Weed farmers do not use nearly a fraction of what those growers use. So why all of the problems? Because our local sheriff department and Joyce lost out a huge amount of money when they were not allowed to combat the cultivation and sale of marijuana any longer. So now they do this. Waste huge amounts of tax dollars so they can busy maybe ONE person growing some plants. Awesome.

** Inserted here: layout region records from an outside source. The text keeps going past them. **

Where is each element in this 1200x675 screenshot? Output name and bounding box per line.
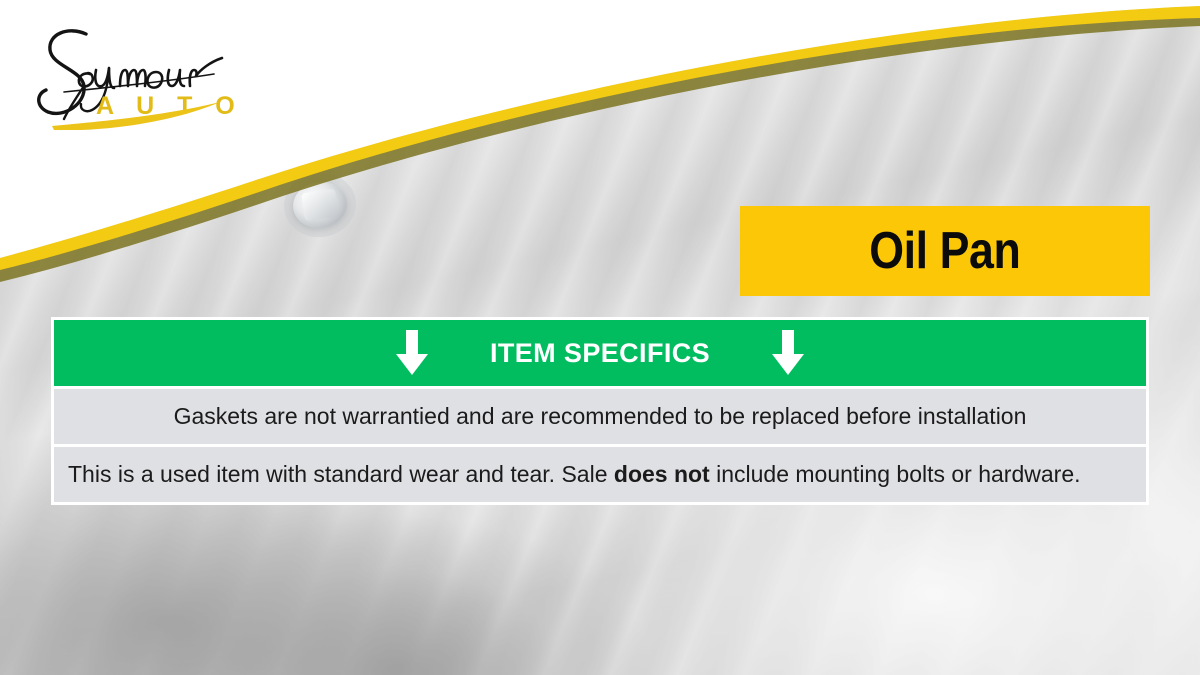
item-specifics-row-condition: This is a used item with standard wear a… [54,444,1146,502]
gasket-disclaimer-text: Gaskets are not warrantied and are recom… [174,403,1027,430]
item-specifics-label: ITEM SPECIFICS [490,338,710,369]
condition-suffix: include mounting bolts or hardware. [710,461,1081,487]
condition-disclaimer-text: This is a used item with standard wear a… [68,461,1081,488]
condition-emphasis: does not [614,461,710,487]
arrow-down-icon-left [394,330,430,376]
product-title-banner: Oil Pan [740,206,1150,296]
arrow-down-icon-right [770,330,806,376]
item-specifics-row-gasket: Gaskets are not warrantied and are recom… [54,386,1146,444]
seymour-auto-logo: A U T O [24,18,244,130]
product-listing-slide: A U T O Oil Pan ITEM SPECIFICS Gas [0,0,1200,675]
item-specifics-header: ITEM SPECIFICS [54,320,1146,386]
condition-prefix: This is a used item with standard wear a… [68,461,614,487]
item-specifics-table: ITEM SPECIFICS Gaskets are not warrantie… [51,317,1149,505]
page-title: Oil Pan [869,225,1020,277]
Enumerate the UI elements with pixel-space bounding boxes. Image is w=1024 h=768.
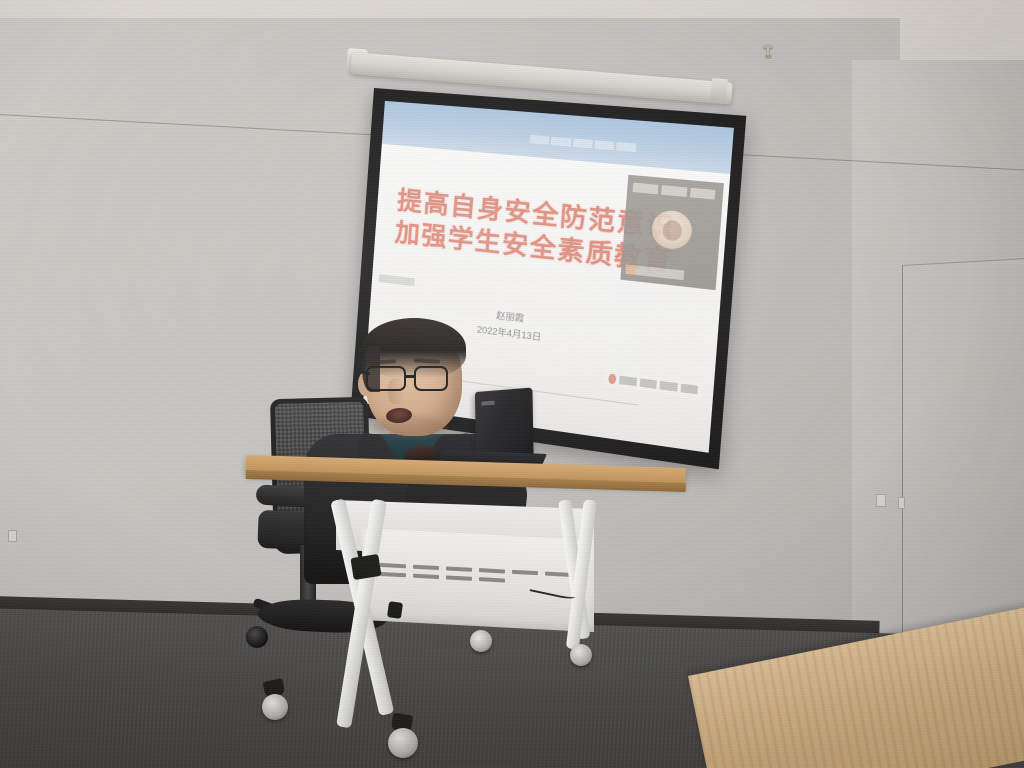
modesty-panel-slots: [380, 563, 580, 603]
desk-leg-joint: [387, 601, 403, 619]
desk-caster: [470, 630, 492, 652]
sprinkler-icon: [762, 44, 774, 60]
desk-caster: [262, 694, 288, 720]
record-icon[interactable]: [608, 373, 617, 385]
wall-outlet[interactable]: [876, 494, 886, 507]
wall-outlet[interactable]: [8, 530, 17, 542]
participant-panel-header: [633, 182, 716, 199]
chin-shadow: [374, 416, 446, 438]
laptop-screen[interactable]: [475, 387, 534, 460]
desk-caster: [570, 644, 592, 666]
wall-outlet[interactable]: [898, 497, 905, 509]
desk-caster: [388, 728, 418, 758]
laptop-logo: [481, 401, 494, 406]
glasses-icon: [364, 366, 466, 392]
participant-name-label: [625, 264, 684, 280]
screen-housing-cap-right: [710, 78, 728, 101]
photo-scene: 提高自身安全防范意识 加强学生安全素质教育 赵丽霞 2022年4月13日: [0, 0, 1024, 768]
chair-caster: [246, 626, 268, 648]
avatar: [651, 209, 694, 251]
participant-panel[interactable]: [621, 174, 724, 290]
desk-leg-joint: [350, 554, 381, 580]
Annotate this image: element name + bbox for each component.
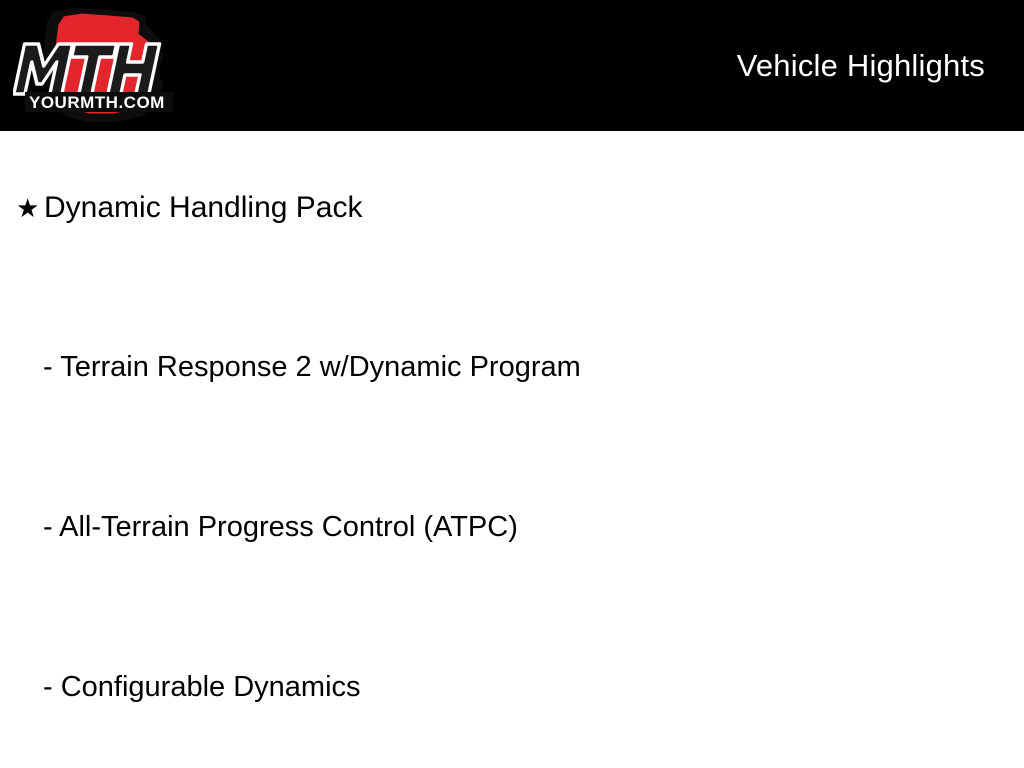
mth-logo: YOURMTH.COM (13, 4, 185, 126)
svg-text:YOURMTH.COM: YOURMTH.COM (29, 93, 165, 112)
star-icon: ★ (16, 195, 44, 221)
page-title: Vehicle Highlights (737, 48, 985, 84)
bullet-text-primary: Dynamic Handling Pack (44, 191, 362, 225)
slide-canvas: YOURMTH.COM Vehicle Highlights ★ Dynamic… (0, 0, 1024, 768)
bullet-text-sub-1: - Terrain Response 2 w/Dynamic Program (43, 351, 581, 384)
list-item: - Configurable Dynamics (43, 671, 361, 704)
list-item: ★ Dynamic Handling Pack (16, 191, 362, 225)
bullet-text-sub-3: - Configurable Dynamics (43, 671, 361, 704)
list-item: - Terrain Response 2 w/Dynamic Program (43, 351, 581, 384)
bullet-text-sub-2: - All-Terrain Progress Control (ATPC) (43, 511, 518, 544)
slide-body: ★ Dynamic Handling Pack - Terrain Respon… (0, 131, 1024, 768)
logo-tagline: YOURMTH.COM (25, 92, 173, 112)
list-item: - All-Terrain Progress Control (ATPC) (43, 511, 518, 544)
slide-header-bar: YOURMTH.COM Vehicle Highlights (0, 0, 1024, 131)
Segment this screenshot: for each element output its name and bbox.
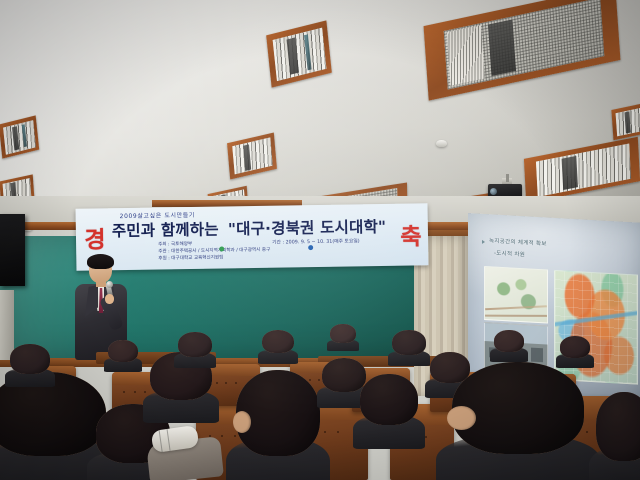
- slide-bullet-2: -도시적 차원: [494, 249, 525, 259]
- banner-period-line: 기간 : 2009. 9. 5 ~ 10. 31(매주 토요일): [272, 237, 360, 245]
- audience-member: [10, 344, 50, 382]
- audience-head: [494, 330, 524, 352]
- audience-member: [560, 336, 590, 364]
- audience-hair: [178, 332, 212, 357]
- audience-head: [178, 332, 212, 357]
- audience-head: [452, 362, 584, 454]
- chair-stud: [324, 431, 326, 433]
- chair-stud: [144, 391, 146, 393]
- paper-line: [167, 429, 171, 451]
- audience-hair: [392, 330, 426, 355]
- audience-hair: [494, 330, 524, 352]
- audience-member: [178, 332, 212, 364]
- chair-stud: [123, 391, 125, 393]
- audience-head: [560, 336, 590, 358]
- audience-hair: [10, 344, 50, 374]
- paper-line: [159, 430, 163, 452]
- audience-hair: [560, 336, 590, 358]
- organizer-logo-blue-icon: [308, 245, 313, 250]
- audience-hair: [360, 374, 418, 425]
- audience-head: [596, 392, 640, 461]
- chair-stud: [337, 431, 339, 433]
- slide-bullet-icon: [482, 240, 485, 244]
- audience-member: [596, 392, 640, 480]
- audience-member: [392, 330, 426, 362]
- audience-head: [262, 330, 294, 353]
- wall-speaker: [0, 214, 25, 286]
- vent-louvers: [447, 25, 485, 86]
- audience-head: [236, 370, 320, 456]
- slide-image-site-plan: [484, 266, 548, 324]
- photo-block: [531, 348, 543, 363]
- audience-head: [330, 324, 356, 343]
- organizer-logo-green-icon: [219, 246, 224, 251]
- audience-head: [392, 330, 426, 355]
- audience-ear: [447, 406, 476, 430]
- chair-stud: [586, 431, 588, 433]
- banner-right-char: 축: [396, 217, 427, 251]
- banner-host-line: 주최 : 국토해양부: [158, 241, 192, 248]
- plan-road: [485, 305, 547, 310]
- banner-title-quoted: "대구·경북권 도시대학": [228, 215, 387, 239]
- banner-title-prefix: 주민과 함께하는: [112, 218, 219, 242]
- audience-hair: [108, 340, 138, 362]
- audience-hair: [596, 392, 640, 461]
- projector-lens-icon: [490, 188, 497, 195]
- audience-member: [494, 330, 524, 358]
- presenter-hair: [87, 254, 114, 269]
- audience-member: [262, 330, 294, 360]
- audience-member: [452, 362, 584, 480]
- vent-shadow: [562, 156, 579, 189]
- audience-hair: [330, 324, 356, 343]
- audience-hair: [262, 330, 294, 353]
- plan-road-secondary: [485, 314, 547, 316]
- projector-arm: [506, 174, 509, 182]
- banner-sponsor-line: 후원 : 대구대학교 교육혁신지원팀: [158, 254, 223, 261]
- audience-member: [108, 340, 138, 368]
- audience-head: [10, 344, 50, 374]
- chair-stud: [216, 382, 218, 384]
- chair-stud: [225, 382, 227, 384]
- audience-hair: [236, 370, 320, 456]
- microphone-head-icon: [106, 281, 113, 288]
- audience-head: [360, 374, 418, 425]
- sprinkler-head-icon: [436, 140, 447, 147]
- banner-left-char: 경: [80, 220, 111, 254]
- presenter-hand: [105, 294, 114, 304]
- chair-stud: [221, 435, 223, 437]
- audience-member: [236, 370, 320, 480]
- audience-head: [108, 340, 138, 362]
- ceiling: [0, 0, 640, 206]
- vent-shadow: [488, 20, 517, 77]
- audience-member: [360, 374, 418, 440]
- lecture-hall-photo: 녹지공간의 체계적 확보 -도시적 차원 경 축 2009살고싶은 도시만들기 …: [0, 0, 640, 480]
- banner-organizer-line: 주관 : 대한주택공사 / 도시지역계획학과 / 대구광역시 중구: [158, 247, 270, 255]
- chair-stud: [134, 391, 136, 393]
- audience-member: [330, 324, 356, 348]
- audience-hair: [452, 362, 584, 454]
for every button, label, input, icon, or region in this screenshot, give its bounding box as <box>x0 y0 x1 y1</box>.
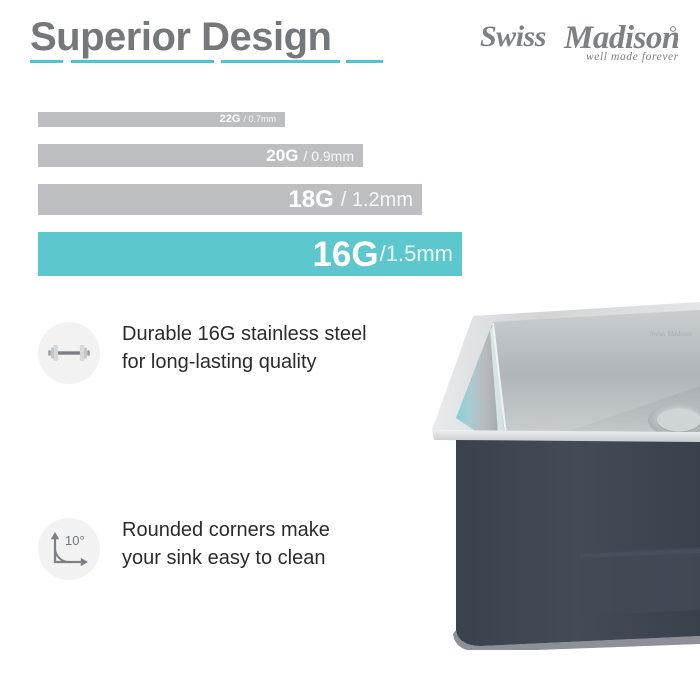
gauge-bar-22g-thickness: / 0.7mm <box>243 115 276 124</box>
gauge-bar-18g-gauge: 18G <box>288 188 333 212</box>
feature-line-2: for long-lasting quality <box>122 348 422 376</box>
gauge-bar-20g-gauge: 20G <box>266 147 298 164</box>
gauge-bar-20g-thickness: / 0.9mm <box>303 149 354 163</box>
gauge-bar-16g-thickness: /1.5mm <box>380 243 453 265</box>
feature-list: Durable 16G stainless steel for long-las… <box>0 318 430 606</box>
gauge-bar-22g-gauge: 22G <box>220 114 241 125</box>
gauge-comparison-chart: 22G / 0.7mm 20G / 0.9mm 18G / 1.2mm 16G … <box>0 0 700 290</box>
dumbbell-icon <box>38 322 100 384</box>
feature-item-rounded-corners: 10° Rounded corners make your sink easy … <box>0 514 430 610</box>
gauge-bar-18g: 18G / 1.2mm <box>38 184 422 215</box>
gauge-bar-16g: 16G /1.5mm <box>38 232 462 276</box>
feature-item-durability-text: Durable 16G stainless steel for long-las… <box>122 320 422 376</box>
gauge-bar-16g-gauge: 16G <box>312 237 378 272</box>
feature-item-durability: Durable 16G stainless steel for long-las… <box>0 318 430 414</box>
svg-text:10°: 10° <box>65 533 85 548</box>
feature-item-rounded-corners-text: Rounded corners make your sink easy to c… <box>122 516 422 572</box>
gauge-bar-18g-thickness: / 1.2mm <box>341 190 413 210</box>
svg-text:Swiss Madison: Swiss Madison <box>650 330 692 338</box>
gauge-bar-20g: 20G / 0.9mm <box>38 144 363 167</box>
feature-line-2: your sink easy to clean <box>122 544 422 572</box>
angle-10-degree-icon: 10° <box>38 518 100 580</box>
feature-line-1: Durable 16G stainless steel <box>122 320 422 348</box>
gauge-bar-22g: 22G / 0.7mm <box>38 112 285 127</box>
product-image-sink: Swiss Madison <box>398 300 700 650</box>
infographic-page: Superior Design Swiss Madison well made … <box>0 0 700 700</box>
feature-line-1: Rounded corners make <box>122 516 422 544</box>
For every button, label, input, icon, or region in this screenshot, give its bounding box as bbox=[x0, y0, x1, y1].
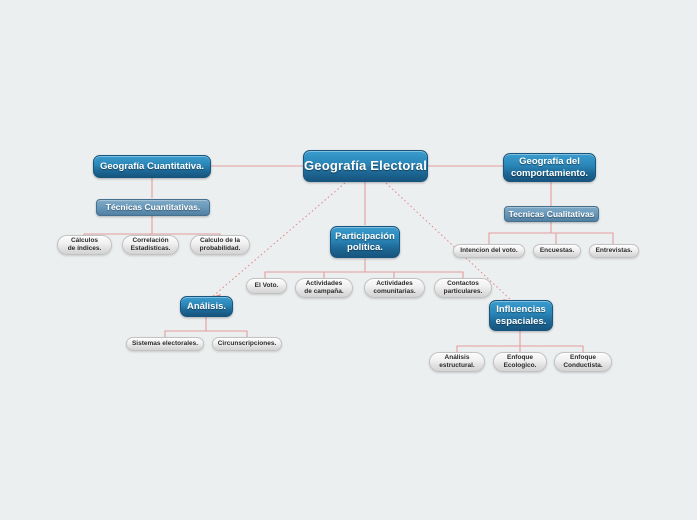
node-actividades-campana-label: Actividades de campaña. bbox=[304, 280, 343, 295]
node-participacion-politica-label: Participación política. bbox=[335, 231, 395, 253]
node-enfoque-conductista[interactable]: Enfoque Conductista. bbox=[554, 352, 612, 372]
node-sistemas-electorales-label: Sistemas electorales. bbox=[132, 340, 198, 348]
node-calculos-indices[interactable]: Cálculos de índices. bbox=[57, 235, 112, 255]
link-tcual-fanout bbox=[489, 233, 613, 244]
node-sistemas-electorales[interactable]: Sistemas electorales. bbox=[126, 337, 204, 351]
node-analisis-estructural[interactable]: Análisis estructural. bbox=[429, 352, 485, 372]
node-actividades-comunitarias-label: Actividades comunitarias. bbox=[373, 280, 415, 295]
node-geografia-comportamiento[interactable]: Geografía del comportamiento. bbox=[503, 153, 596, 182]
node-actividades-campana[interactable]: Actividades de campaña. bbox=[295, 278, 353, 298]
node-enfoque-ecologico[interactable]: Enfoque Ecologico. bbox=[493, 352, 547, 372]
node-enfoque-conductista-label: Enfoque Conductista. bbox=[563, 354, 602, 369]
node-circunscripciones-label: Circunscripciones. bbox=[218, 340, 277, 348]
node-correlacion-estadisticas[interactable]: Correlación Estadisticas. bbox=[122, 235, 179, 255]
connector-layer bbox=[0, 0, 697, 520]
node-calculos-indices-label: Cálculos de índices. bbox=[68, 237, 102, 252]
node-encuestas[interactable]: Encuestas. bbox=[533, 244, 581, 258]
node-calculo-probabilidad-label: Calculo de la probabilidad. bbox=[200, 237, 241, 252]
node-geografia-comportamiento-label: Geografía del comportamiento. bbox=[511, 156, 588, 178]
node-encuestas-label: Encuestas. bbox=[540, 247, 574, 255]
node-root-label: Geografía Electoral bbox=[304, 158, 427, 173]
node-tecnicas-cualitativas[interactable]: Tecnicas Cualitativas bbox=[504, 206, 599, 222]
link-participacion-fanout bbox=[265, 272, 463, 278]
node-intencion-voto[interactable]: Intencion del voto. bbox=[453, 244, 525, 258]
node-influencias-espaciales-label: Influencias espaciales. bbox=[496, 304, 547, 326]
node-geografia-cuantitativa-label: Geografía Cuantitativa. bbox=[100, 161, 204, 172]
node-circunscripciones[interactable]: Circunscripciones. bbox=[212, 337, 282, 351]
node-analisis[interactable]: Análisis. bbox=[180, 296, 233, 317]
node-actividades-comunitarias[interactable]: Actividades comunitarias. bbox=[364, 278, 425, 298]
node-tecnicas-cuantitativas-label: Técnicas Cuantitativas. bbox=[106, 202, 200, 212]
node-participacion-politica[interactable]: Participación política. bbox=[330, 226, 400, 258]
node-el-voto-label: El Voto. bbox=[255, 282, 279, 290]
node-contactos-particulares[interactable]: Contactos particulares. bbox=[434, 278, 492, 298]
node-calculo-probabilidad[interactable]: Calculo de la probabilidad. bbox=[190, 235, 250, 255]
node-influencias-espaciales[interactable]: Influencias espaciales. bbox=[489, 300, 553, 331]
node-entrevistas-label: Entrevistas. bbox=[596, 247, 633, 255]
node-geografia-cuantitativa[interactable]: Geografía Cuantitativa. bbox=[93, 155, 211, 178]
node-root[interactable]: Geografía Electoral bbox=[303, 150, 428, 182]
node-tecnicas-cuantitativas[interactable]: Técnicas Cuantitativas. bbox=[96, 199, 210, 216]
node-correlacion-estadisticas-label: Correlación Estadisticas. bbox=[131, 237, 171, 252]
node-el-voto[interactable]: El Voto. bbox=[246, 278, 287, 294]
node-enfoque-ecologico-label: Enfoque Ecologico. bbox=[504, 354, 537, 369]
node-intencion-voto-label: Intencion del voto. bbox=[460, 247, 517, 255]
node-contactos-particulares-label: Contactos particulares. bbox=[444, 280, 483, 295]
mindmap-canvas: Geografía Electoral Geografía Cuantitati… bbox=[0, 0, 697, 520]
node-entrevistas[interactable]: Entrevistas. bbox=[589, 244, 639, 258]
node-analisis-estructural-label: Análisis estructural. bbox=[439, 354, 474, 369]
node-analisis-label: Análisis. bbox=[187, 301, 226, 312]
node-tecnicas-cualitativas-label: Tecnicas Cualitativas bbox=[509, 209, 595, 219]
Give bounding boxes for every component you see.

Moreover, cultivators who violate the law should not have an unfair competitive advantage over lawful cultivators who expend time and resources to stay in compliance. My office will continue to collaborate with our local and state agency partners to ensure compliance with the law.”
So they are mainly worried that some businesses could profit more than others? That's so kind of them to think that way. Although i don't buy it.
Seems like a huge waste of my tax dollars. Just like the "war on drugs" was a joke and waste of money, time and resources. Look at where we are. 30 years later and is the war on drugs doing well for us? not one bit. cartells are running up meth and fen, and cocaine at alarming speeds because they can't push weed up here anymore since we legalized it. that war cost our country dearly and it did nothing for us.
How about back off of the weed farmers and start busting liquor stores and grocery stores that sell beer to kids instead? alcohol tends to make people do violent and stupid things regularly, not weed.
Jul 06, 2022 02:25 PM
sacjon - obliviously, attempting to come back swinging upbeat, after the massive now expired "self-imposed" down-vote "timeout". It says on the receipt "Jenny"?, really helpful and down to the penny accurate! Was trying to be cheap using Friendsofthefarm discount!
Jul 05, 2022 07:12 PM
BICYCLIST......... lol looks like I'm going to try that FF next time. Wheeee!
Jul 05, 2022 07:07 PM
what happened to spell check? obviously. I meant I noticed things were still flami'n in the "July 4th Cartoon", so actually just read the rest of the articles and move along to the Bike website...
Jul 05, 2022 06:56 PM
ZeroHawk - I just got back from my Medication pickup (Ralphs Rx & Farmacy), this was the first article I clicked on -> Thank you.
GG N7 :imprint (VA - Rx)
Forbiden Flowers :Cherry Trance! (local grown)
obvoius the FF is working great, thanks to the Farmacy
stopped by "boom boom bike room" on the way down, used to be "Cajun Kitchen", now just a way cool bike room to hang & check out really nice bikes... Thanks Alex sorry I missed ya.